The author reinvents the vampire myth, enriching it with Aztec, Mexican and other cultural traditions’ references. “I don’t like writing series. I get bored writing in the same genre, never mind the same universe. The novel was bought as a stand-alone and I doubt the publisher might be interested in a sequel, I’ve certainly heard nothing of that sort. My next few books deal with other stuff so a sequel is not in the near future. It doesn’t mean I wouldn’t write another book in that world, but right now it’s not my priority and even if I did it wouldn’t be a series. There are too many topics that interest me for me to lock myself into one. I’ve written stories which reference Prehispanic cultures before. In this case, it seemed a natural fit. Aztec thought was concerned with notions of sacrifice, blood, life, battle and renewal. I thought it made a good background element for the character of Atl.”

Each vampire family displays different abilities: some are shape-shifters, others can alter the will of those around them, there are even some who can have food or can expose themselves to sunlight, etc. In a certain way, I believe the author is able to built a more updated and less idealized version of the myth, much less romantic than some modern takes, but far more interesting. The relationship of mutual dependency between Domingo and Atl help us understand the power struggles among vampire clans, the inaction of corrupt police, and the self-interested intervention of drug cartels. This novel is an interesting canvas of the organized crime scene in big cities. Apart from having a notorious world building, this story it is an urban fantasy full of adventures and local culture references. The end seemed to me especially well chosen, the only one that could offer a closure without falling into a predictable solution. 

This novel could be interpreted as a YA book (the main characters are young, it is the story of the becoming of an age, secondary characters serve as guides or helpers…).
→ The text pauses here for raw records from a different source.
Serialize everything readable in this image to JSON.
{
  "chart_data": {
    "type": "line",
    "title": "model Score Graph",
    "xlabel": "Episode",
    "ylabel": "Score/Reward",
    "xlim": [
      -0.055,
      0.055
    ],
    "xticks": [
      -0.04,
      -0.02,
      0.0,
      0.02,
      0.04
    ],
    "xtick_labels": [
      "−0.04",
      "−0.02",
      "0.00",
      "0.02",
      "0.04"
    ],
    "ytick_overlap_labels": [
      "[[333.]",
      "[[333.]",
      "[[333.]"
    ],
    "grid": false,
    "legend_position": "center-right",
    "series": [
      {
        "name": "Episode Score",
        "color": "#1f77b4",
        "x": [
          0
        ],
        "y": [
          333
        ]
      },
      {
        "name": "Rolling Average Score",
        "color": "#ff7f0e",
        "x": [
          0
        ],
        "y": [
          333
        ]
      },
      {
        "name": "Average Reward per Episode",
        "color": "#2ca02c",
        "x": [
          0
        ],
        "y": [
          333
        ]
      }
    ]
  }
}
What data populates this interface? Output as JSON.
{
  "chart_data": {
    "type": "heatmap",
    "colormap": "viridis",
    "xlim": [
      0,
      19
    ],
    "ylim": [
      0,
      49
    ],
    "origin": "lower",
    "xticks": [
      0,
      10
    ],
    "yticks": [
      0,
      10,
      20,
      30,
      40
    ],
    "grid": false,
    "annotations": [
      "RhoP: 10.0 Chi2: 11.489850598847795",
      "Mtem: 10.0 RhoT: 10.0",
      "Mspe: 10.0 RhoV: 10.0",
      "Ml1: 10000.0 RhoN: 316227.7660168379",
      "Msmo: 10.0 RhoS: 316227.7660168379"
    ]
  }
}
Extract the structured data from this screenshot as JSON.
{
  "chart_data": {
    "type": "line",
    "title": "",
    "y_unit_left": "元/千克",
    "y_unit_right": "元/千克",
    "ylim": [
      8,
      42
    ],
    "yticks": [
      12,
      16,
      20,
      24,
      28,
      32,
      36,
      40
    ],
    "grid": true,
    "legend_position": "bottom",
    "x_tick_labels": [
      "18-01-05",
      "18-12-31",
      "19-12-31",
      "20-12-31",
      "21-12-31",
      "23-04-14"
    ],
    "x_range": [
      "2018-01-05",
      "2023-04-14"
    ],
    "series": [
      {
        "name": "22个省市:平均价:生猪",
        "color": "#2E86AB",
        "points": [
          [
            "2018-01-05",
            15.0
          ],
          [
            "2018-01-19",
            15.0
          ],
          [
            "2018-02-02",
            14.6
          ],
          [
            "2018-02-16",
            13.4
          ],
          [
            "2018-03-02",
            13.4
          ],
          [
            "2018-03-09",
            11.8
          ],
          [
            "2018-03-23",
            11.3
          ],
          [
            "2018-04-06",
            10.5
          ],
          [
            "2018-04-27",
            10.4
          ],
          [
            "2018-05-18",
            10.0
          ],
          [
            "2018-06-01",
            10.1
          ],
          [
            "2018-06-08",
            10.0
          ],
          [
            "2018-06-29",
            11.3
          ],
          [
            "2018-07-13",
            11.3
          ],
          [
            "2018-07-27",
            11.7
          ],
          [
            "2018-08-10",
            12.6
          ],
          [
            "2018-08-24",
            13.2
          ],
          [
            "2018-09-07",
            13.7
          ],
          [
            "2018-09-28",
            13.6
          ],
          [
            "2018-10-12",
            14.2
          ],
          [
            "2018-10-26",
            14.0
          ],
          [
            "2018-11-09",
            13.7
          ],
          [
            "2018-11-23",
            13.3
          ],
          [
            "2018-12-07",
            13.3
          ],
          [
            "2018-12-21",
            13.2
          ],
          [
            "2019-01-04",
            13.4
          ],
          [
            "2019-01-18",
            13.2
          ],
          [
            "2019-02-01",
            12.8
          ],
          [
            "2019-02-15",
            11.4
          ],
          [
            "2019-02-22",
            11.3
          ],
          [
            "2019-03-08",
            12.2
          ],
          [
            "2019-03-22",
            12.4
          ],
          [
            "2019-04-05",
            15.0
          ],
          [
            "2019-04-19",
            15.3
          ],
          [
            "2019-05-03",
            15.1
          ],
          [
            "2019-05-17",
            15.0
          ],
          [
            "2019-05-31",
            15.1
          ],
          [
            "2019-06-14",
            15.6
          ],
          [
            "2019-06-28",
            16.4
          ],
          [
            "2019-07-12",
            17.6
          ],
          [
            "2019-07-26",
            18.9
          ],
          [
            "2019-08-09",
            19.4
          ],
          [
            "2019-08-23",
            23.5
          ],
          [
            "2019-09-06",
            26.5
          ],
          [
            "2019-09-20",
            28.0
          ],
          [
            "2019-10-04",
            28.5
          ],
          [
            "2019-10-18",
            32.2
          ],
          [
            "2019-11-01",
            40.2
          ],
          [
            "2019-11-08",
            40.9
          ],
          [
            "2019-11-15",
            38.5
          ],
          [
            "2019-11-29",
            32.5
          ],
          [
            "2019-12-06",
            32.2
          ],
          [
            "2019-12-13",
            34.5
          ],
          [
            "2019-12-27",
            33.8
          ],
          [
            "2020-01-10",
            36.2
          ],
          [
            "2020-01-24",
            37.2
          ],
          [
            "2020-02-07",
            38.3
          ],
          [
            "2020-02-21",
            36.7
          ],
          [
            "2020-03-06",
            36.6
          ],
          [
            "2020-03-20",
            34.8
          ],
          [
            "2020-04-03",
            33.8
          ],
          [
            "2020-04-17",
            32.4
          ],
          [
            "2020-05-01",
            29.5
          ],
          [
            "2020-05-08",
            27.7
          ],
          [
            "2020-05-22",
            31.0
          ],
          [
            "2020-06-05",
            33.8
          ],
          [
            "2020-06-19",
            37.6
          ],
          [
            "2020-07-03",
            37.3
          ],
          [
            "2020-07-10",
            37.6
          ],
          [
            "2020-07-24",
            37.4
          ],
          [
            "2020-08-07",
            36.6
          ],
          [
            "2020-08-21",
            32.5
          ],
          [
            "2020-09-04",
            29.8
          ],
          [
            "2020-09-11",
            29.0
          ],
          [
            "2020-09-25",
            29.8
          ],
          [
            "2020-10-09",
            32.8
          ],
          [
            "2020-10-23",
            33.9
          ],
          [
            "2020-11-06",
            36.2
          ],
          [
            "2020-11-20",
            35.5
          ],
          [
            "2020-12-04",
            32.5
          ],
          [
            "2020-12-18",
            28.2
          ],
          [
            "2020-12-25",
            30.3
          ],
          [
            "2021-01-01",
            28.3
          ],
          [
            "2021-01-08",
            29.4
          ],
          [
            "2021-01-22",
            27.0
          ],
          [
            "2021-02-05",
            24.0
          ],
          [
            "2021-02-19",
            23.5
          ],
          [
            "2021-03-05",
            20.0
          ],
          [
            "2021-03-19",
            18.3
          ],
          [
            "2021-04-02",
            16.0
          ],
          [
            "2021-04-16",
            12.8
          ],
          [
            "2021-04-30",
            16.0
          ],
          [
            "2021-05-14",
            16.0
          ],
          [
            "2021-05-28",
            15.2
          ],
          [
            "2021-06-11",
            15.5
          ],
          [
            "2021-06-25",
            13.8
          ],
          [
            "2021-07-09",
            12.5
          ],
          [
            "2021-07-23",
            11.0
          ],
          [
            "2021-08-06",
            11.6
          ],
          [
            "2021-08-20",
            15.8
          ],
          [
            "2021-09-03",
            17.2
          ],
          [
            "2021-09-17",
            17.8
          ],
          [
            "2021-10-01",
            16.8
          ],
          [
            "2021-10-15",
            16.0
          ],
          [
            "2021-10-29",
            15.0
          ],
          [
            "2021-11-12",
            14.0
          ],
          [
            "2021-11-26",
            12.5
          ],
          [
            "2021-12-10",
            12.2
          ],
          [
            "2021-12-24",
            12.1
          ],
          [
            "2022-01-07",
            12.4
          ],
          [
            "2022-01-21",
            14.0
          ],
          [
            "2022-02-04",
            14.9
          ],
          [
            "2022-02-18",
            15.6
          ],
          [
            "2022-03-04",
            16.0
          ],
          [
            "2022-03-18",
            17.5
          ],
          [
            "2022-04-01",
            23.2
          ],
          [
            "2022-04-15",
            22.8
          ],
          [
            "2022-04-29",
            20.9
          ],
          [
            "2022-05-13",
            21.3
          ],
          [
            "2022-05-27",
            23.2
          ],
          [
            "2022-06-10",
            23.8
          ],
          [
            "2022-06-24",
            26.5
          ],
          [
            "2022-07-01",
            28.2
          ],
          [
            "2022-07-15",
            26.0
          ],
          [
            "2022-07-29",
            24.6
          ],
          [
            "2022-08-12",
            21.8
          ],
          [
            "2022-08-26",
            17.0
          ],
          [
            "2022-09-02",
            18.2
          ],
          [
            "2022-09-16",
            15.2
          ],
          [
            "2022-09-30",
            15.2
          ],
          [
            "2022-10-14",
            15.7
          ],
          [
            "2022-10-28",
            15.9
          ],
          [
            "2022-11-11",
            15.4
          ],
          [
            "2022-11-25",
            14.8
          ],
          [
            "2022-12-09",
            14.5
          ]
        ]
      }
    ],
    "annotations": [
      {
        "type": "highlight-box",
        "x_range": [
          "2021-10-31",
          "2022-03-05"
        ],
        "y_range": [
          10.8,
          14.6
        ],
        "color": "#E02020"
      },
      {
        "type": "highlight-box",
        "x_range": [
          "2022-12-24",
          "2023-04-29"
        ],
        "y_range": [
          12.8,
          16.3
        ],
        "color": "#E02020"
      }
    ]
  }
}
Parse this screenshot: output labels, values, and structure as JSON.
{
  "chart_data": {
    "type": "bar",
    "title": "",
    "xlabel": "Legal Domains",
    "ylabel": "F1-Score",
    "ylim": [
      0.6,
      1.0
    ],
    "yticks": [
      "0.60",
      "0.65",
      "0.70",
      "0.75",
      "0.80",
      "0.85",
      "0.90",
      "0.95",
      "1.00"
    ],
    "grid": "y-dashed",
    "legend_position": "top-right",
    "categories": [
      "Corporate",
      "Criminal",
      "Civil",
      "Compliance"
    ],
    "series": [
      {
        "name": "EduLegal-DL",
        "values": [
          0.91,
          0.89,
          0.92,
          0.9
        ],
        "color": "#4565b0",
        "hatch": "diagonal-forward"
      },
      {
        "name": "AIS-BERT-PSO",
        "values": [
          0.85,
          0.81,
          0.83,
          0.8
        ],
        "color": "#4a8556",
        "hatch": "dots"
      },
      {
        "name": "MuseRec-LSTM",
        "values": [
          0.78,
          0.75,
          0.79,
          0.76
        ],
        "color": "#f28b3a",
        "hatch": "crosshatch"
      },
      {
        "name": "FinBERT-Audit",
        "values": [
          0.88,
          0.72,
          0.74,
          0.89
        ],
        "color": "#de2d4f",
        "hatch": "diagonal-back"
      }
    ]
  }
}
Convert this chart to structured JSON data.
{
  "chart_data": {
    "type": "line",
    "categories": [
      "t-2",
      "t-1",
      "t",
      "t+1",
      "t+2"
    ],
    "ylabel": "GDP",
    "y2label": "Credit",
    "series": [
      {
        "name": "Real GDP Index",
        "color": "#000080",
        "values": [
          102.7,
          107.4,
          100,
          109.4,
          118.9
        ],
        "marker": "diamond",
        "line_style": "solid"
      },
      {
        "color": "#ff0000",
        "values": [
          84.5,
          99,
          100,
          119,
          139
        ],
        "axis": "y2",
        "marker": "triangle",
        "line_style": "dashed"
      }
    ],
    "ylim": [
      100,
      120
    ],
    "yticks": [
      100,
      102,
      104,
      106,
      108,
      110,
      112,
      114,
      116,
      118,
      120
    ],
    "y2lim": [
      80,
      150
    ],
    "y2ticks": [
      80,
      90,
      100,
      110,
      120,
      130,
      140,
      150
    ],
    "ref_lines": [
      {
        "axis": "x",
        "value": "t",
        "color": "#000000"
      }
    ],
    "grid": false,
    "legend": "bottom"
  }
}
Nevertheless, the violence and the uncompromised language makes this book, in my opinion, an adult one. 

Silvia Moreno-Garcia also shared her future plans: “My novel The Beautiful Ones is out October 2017. I call it a novel of manners with a fantasy element. My agent has my next novel on his desk. It’s called Lords of Xibalba and deals with Mayan gods in 1920s Mexico. I’m hoping he can sell that. And right now I’m one third of the way through a science fiction novella called Prime Meridian. Which I also hope to sell. And after that I’m taking a year off to do some research and reading for my next novel, which is going to be a crime book with no fantastic elements set in the 1990s.”